Is there a good way to backup a petabyte of data and store it?

I'm starting to see clients with hundreds of terabytes of data (in SQL Server installations). As the total volume of data in some enterprises approaches meaningful fractions of a petabyte, I'd like to canvas the collective knowledge base out there to see what people dealing with that magnitude of data are doing to safeguard it.

The obvious issue is that storing multiple backups of that much data is prohibitively expensive, using enterprise-class storage, heck, even just RAID-5.

Options I see are as follows:

  1. Create a mirror copy of the data in another data-center, and continually ship differences to it (using whatever mechanism is available for your data source - e.g. log-shipping or database mirroring with SQL Server)
  2. Take regular backups using a hefty compression algorithm (probably only suitable if the data lends itself well to being heavily compressed)
  3. Take piecemeal backups of the critical/changing parts of the data.
  4. Don't backup the data and trust the corruption-gods.

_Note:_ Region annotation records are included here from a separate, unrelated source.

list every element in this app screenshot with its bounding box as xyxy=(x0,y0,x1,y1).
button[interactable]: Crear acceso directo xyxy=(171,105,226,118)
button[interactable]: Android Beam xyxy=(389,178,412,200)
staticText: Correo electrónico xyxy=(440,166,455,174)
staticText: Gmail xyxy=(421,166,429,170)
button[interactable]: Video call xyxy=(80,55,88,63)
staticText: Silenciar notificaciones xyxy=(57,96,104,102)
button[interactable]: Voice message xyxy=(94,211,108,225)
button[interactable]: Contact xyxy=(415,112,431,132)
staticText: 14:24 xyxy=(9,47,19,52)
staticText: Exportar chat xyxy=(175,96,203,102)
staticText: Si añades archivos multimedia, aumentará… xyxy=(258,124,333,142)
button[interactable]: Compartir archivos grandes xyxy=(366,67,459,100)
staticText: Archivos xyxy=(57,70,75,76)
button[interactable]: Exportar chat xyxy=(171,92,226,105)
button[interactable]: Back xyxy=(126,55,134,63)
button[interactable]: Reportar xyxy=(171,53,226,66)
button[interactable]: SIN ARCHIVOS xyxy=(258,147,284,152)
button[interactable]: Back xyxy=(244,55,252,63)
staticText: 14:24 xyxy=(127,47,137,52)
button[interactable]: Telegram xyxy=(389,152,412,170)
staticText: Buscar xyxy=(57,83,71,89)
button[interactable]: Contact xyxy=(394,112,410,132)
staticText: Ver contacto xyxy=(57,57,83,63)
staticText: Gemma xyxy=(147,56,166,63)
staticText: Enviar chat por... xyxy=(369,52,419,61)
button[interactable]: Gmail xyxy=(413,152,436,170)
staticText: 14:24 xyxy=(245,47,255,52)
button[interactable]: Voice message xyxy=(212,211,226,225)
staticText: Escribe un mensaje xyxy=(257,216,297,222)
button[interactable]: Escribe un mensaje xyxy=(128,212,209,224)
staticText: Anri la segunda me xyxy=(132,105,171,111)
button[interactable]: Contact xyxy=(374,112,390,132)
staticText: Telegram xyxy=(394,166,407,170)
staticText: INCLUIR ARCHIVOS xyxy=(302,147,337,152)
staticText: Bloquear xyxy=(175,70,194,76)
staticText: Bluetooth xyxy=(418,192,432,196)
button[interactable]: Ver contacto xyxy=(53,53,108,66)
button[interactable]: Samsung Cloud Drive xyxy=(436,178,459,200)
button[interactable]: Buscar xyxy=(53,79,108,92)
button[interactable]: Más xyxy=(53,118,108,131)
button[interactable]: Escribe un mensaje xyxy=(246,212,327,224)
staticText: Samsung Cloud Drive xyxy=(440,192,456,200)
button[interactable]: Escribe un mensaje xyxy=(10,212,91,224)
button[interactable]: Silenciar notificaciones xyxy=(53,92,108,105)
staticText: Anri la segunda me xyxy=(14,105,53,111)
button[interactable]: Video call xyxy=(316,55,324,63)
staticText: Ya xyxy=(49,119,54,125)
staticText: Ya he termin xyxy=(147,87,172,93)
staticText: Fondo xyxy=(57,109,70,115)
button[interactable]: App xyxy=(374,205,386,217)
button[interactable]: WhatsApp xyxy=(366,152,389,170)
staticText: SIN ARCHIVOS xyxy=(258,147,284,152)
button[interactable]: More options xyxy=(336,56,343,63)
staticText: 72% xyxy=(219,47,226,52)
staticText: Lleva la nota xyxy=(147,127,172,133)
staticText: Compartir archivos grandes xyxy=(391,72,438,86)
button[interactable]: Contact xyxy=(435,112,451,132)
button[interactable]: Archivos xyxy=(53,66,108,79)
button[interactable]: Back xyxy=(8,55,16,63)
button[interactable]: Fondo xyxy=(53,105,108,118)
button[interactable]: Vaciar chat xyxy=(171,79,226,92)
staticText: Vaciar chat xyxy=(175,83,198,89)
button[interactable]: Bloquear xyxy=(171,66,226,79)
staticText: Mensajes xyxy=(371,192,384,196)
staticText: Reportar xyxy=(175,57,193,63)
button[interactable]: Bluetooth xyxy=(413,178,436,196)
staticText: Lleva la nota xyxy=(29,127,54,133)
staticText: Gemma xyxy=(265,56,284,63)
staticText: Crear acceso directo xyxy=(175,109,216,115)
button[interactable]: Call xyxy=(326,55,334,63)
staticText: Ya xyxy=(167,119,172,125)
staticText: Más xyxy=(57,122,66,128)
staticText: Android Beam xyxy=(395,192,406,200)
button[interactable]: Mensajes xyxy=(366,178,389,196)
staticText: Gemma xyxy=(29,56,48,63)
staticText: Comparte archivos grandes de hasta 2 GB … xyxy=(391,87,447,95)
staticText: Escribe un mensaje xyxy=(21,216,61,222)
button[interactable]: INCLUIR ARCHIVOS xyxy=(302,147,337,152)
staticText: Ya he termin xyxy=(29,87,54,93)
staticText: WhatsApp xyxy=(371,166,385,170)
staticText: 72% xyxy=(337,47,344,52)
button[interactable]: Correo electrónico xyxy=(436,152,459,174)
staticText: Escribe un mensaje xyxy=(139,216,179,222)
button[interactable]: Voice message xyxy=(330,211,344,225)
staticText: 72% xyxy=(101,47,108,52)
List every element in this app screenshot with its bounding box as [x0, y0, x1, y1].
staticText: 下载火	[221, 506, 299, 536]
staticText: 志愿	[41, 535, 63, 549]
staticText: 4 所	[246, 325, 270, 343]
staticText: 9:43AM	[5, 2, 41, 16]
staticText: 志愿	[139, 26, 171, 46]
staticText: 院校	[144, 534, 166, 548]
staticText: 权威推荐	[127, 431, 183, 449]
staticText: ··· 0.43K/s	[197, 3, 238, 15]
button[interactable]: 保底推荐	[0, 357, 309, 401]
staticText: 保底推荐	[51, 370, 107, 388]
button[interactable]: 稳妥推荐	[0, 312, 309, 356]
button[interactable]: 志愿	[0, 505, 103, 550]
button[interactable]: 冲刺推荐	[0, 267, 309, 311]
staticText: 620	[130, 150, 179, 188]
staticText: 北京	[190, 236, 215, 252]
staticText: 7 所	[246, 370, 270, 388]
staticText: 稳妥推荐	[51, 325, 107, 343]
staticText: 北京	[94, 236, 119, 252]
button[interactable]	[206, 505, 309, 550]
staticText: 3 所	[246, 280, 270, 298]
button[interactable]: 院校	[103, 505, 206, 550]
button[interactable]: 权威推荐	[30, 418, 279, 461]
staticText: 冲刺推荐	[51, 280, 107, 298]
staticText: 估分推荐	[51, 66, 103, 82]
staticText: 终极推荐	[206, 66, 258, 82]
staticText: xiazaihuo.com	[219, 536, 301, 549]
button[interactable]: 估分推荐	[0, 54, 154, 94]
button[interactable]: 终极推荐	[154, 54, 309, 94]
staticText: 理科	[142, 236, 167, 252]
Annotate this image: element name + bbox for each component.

I'm seeing option #4 being adopted as the default, and as an HA/DR expert it's really scary, but what do I advise as an alternative? I think #1 is the best approach, but "I don't think so" is the usual answer when any alternatives apart from #4 and possibly #3 are suggested.

Now, of course it depends on the change-rate and criticality of the data. No need to answer with that as I used to be responsible for all the HA features of SQL Server while I worked at Microsoft so I'm well-versed in the 'it depends' arguments - that's my catch-phrase :-)

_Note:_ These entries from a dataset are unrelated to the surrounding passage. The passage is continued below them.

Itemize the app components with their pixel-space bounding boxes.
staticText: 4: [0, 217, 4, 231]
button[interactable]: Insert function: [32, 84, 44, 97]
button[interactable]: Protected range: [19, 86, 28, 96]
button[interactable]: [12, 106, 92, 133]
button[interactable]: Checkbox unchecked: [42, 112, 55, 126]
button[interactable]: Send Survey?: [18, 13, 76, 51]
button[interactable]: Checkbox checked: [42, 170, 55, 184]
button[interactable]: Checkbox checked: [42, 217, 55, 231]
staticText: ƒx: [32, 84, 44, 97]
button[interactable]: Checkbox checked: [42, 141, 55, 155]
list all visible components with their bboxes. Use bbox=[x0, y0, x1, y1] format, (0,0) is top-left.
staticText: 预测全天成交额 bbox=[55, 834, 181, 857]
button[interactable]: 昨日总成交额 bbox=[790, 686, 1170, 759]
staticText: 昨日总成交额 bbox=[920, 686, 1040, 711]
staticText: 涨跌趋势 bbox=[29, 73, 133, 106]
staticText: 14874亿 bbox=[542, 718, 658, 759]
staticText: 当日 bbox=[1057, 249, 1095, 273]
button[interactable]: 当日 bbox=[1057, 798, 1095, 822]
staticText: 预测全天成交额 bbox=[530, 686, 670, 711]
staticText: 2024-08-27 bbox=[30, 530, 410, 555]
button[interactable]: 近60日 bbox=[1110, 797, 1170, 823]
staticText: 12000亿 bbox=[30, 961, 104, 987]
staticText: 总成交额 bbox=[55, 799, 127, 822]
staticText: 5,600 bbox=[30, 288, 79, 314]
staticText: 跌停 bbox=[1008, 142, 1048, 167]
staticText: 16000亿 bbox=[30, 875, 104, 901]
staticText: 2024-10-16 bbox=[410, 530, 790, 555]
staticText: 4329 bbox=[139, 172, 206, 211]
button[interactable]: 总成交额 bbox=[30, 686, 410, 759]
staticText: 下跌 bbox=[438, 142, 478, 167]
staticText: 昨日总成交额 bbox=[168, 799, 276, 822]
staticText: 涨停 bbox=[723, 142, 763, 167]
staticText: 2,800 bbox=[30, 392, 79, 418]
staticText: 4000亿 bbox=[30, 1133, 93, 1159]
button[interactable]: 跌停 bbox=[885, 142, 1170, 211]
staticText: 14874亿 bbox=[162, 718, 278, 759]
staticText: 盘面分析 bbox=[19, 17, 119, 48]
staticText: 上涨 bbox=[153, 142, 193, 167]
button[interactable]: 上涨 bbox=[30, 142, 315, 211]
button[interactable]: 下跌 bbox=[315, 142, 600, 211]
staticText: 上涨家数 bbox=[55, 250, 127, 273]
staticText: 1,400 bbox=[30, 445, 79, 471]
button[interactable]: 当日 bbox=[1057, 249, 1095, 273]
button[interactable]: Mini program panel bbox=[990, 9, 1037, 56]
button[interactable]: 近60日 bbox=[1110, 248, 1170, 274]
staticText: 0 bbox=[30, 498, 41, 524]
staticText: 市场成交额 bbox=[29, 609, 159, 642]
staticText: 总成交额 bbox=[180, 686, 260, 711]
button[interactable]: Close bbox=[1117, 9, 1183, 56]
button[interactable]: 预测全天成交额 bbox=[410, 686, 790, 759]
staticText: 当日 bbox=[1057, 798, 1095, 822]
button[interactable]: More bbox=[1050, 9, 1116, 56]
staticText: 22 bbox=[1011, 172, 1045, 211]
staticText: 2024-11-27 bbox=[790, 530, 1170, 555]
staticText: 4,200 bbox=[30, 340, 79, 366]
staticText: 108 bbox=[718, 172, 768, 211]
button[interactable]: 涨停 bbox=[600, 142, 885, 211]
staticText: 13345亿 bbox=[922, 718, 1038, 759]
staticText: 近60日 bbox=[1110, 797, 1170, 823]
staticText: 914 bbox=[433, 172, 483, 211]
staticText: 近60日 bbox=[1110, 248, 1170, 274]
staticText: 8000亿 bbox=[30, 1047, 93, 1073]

I'd be very interested to hear of any alternatives I've missed, or to hear that everyone else is in the same boat and there's no realistic alternative to spending lots of money on more storage.

Thanks in advance - due credit will be given to all well thought-out and expressed answers.


Solution 1:

Off the wall idea - is the all of the stored information needed or even useful?

How much is the information actually worth? It seems obviously ridiculous to spend more in upkeep and management than the data is worth.

Is the data in the database appropriate for storage in a database? For example, does keeping compressed multi-gigabyte core files in the support organization's database really provide any actual benefit?

Is there a lot of duplicated data in the database? For example, are a thousand people keeping ten copies each of a weekly 10MB newsletter?

Does some of the data have an "expiration date" after which it does not provide any value? Returning to the support organization example, for various reasons there is virtually no benefit in keeping around customer core files more than a few months after a fix has been delivered.

Another thought - is keeping that much data opening the company to liabilities. Some data one must, by law, keep. Some data, however, should be "shredded" because of the risks posed if it is accidentally, or maliciously, released to inappropriate parties.

Solution 2:

Yeah, another option is storage virtualization: a device that sits between your servers and the SAN, like IBM SVC. SVC manages SAN-to-SAN copies, and can do remote replication (although that's obviously pretty painful at the petabyte level unless you have really low data change rates and really high bandwidth.)

The slick part is that the whole process is invisible to the servers involved. If you're using SQL Server, you design your filegroups to keep things with a low change rate together (like sales archives from >3 years ago), and things with a high change rate (like current sales) on a separate filegroup. They don't even have to be completely read-only - you just want to design it so that you can use different replication methods for each filegroup. The SAN gear can sync luns via network, tape, or via SANs - meaning, you can ship parts of the SAN back and forth. This is more effective with gear like LeftHand's, where the SAN is made up of a pool of participating units.

Then you can sync the low change rate stuff over the wire automatically, and sync the high change rate with sneakernet. (Sounds like I've got that backwards, but it's true - you can't sync the high change rate stuff over the wire due to volume.) Even some of the low-end gear accommodates this now: LeftHand lets you replicate to other LeftHand units in your datacenter, and then ship them to your offsite datacenter. Plug 'em in, join them to the remote side by changing IPs and groups, and now they're part of your remote backup SAN. The LeftHand sales pitch on this is just brilliant: set up your two SANs side-by-side in your primary datacenter, get them in sync, then you can ship parts of them over to the remote datacenter while some of them stay in your current datacenter to keep in sync. Gradually move 'em over without getting way out of sync.

I haven't done this at the petabyte level, though. You know what they say - in theory, in theory and in practice are the same. In practice...

Solution 3:

Option 1 is mirroring, which is almost as bad as #4: any bug that corrupts data, and isn't discovered immediately, will corrupt both copies.

If the data is critical, consider dedicated solutions; read about IBM's Shark products, for example, or competing products from EMS, etc. They have features like Flash-copy, that allow you to instantly create a logical copy of the file without doubling disk requirements; and then you can backup this copy to (e.g.) tape. Look into robotic tape backup as well.